In Cyprus, capital gains typically arise from the disposal of assets such as real estate, stocks, bonds, and other investments. Capital gains are generally calculated as the difference between the selling price of the asset and its acquisition cost. Distinctions may be made between short-term capital gains (assets held for less than one year) and long-term capital gains (assets held for more than one year).
Taxable capital gains in Cyprus are calculated by subtracting the acquisition cost of the asset from the selling price. Any expenses related to the sale or acquisition, such as brokerage fees or legal fees, may be deducted from the gain. Additionally, any improvements made to the property may also be factored into the calculation.

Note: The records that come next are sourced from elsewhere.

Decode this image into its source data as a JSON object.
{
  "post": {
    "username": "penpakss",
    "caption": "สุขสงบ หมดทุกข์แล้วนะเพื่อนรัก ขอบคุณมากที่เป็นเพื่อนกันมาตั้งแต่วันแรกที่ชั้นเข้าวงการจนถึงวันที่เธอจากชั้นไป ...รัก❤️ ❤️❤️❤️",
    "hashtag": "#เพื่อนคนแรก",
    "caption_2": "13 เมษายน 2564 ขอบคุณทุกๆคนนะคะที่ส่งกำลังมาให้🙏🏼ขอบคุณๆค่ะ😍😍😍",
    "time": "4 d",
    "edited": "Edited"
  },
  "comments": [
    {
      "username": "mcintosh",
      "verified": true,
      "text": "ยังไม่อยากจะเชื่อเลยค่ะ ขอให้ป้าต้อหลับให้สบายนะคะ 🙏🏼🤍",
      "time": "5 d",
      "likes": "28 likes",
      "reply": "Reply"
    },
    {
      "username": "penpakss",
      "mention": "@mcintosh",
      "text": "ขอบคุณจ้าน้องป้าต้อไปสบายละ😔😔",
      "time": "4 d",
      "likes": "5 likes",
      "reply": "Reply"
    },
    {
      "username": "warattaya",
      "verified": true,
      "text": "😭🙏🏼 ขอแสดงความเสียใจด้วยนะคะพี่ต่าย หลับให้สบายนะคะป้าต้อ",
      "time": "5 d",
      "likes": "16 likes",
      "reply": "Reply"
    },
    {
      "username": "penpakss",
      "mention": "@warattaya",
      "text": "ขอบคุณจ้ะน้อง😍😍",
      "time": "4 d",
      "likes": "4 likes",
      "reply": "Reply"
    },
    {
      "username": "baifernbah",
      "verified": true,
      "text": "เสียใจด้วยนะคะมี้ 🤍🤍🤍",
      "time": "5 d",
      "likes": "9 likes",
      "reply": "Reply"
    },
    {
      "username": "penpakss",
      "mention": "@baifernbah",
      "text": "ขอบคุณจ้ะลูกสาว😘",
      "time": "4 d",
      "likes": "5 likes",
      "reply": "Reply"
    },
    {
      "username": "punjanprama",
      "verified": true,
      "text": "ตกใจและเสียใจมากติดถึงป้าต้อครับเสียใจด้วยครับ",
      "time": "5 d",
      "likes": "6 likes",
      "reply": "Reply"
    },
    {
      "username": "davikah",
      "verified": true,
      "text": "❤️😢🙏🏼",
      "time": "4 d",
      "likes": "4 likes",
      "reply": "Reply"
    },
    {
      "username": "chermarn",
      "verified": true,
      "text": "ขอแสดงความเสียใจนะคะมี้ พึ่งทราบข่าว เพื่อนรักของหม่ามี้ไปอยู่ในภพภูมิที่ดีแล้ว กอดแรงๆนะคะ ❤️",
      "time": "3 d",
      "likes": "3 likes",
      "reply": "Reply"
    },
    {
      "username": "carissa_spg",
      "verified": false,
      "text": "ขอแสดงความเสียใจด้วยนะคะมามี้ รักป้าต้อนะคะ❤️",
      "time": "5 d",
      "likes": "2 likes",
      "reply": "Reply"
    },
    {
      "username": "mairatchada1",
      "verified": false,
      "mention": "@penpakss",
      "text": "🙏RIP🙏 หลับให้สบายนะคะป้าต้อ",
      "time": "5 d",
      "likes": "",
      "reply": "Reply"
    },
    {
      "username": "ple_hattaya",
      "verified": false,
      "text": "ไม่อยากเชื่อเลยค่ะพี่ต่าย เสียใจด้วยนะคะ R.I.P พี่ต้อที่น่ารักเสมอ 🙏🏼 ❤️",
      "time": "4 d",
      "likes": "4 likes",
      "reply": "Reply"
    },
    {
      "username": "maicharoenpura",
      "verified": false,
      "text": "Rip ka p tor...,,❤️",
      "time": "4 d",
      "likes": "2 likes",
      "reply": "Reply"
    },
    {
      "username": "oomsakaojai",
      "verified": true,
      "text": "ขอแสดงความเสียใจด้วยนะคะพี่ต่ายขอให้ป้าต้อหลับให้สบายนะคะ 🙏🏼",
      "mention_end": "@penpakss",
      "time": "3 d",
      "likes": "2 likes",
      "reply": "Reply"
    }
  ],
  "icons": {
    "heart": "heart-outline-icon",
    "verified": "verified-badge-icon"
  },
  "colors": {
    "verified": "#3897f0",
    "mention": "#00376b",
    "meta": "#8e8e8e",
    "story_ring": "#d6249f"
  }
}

As of the last available information, capital gains tax in Cyprus is generally levied at the same rates as income tax. For individuals, the tax rates on capital gains are progressive, ranging from 0% to 35%, depending on the total taxable income and the nature of the gain. However, certain categories of capital gains may be subject to specific tax rates or exemptions.
Legal References:
- The main legislation governing capital gains tax in Cyprus is the Income Tax Law (Law 118(I)/2002) and subsequent amendments.
- Articles 5 and 6 of the Income Tax Law outline the treatment of capital gains and the calculation of taxable income.
- Article 4 of the Income Tax Law specifies the tax rates applicable to capital gains.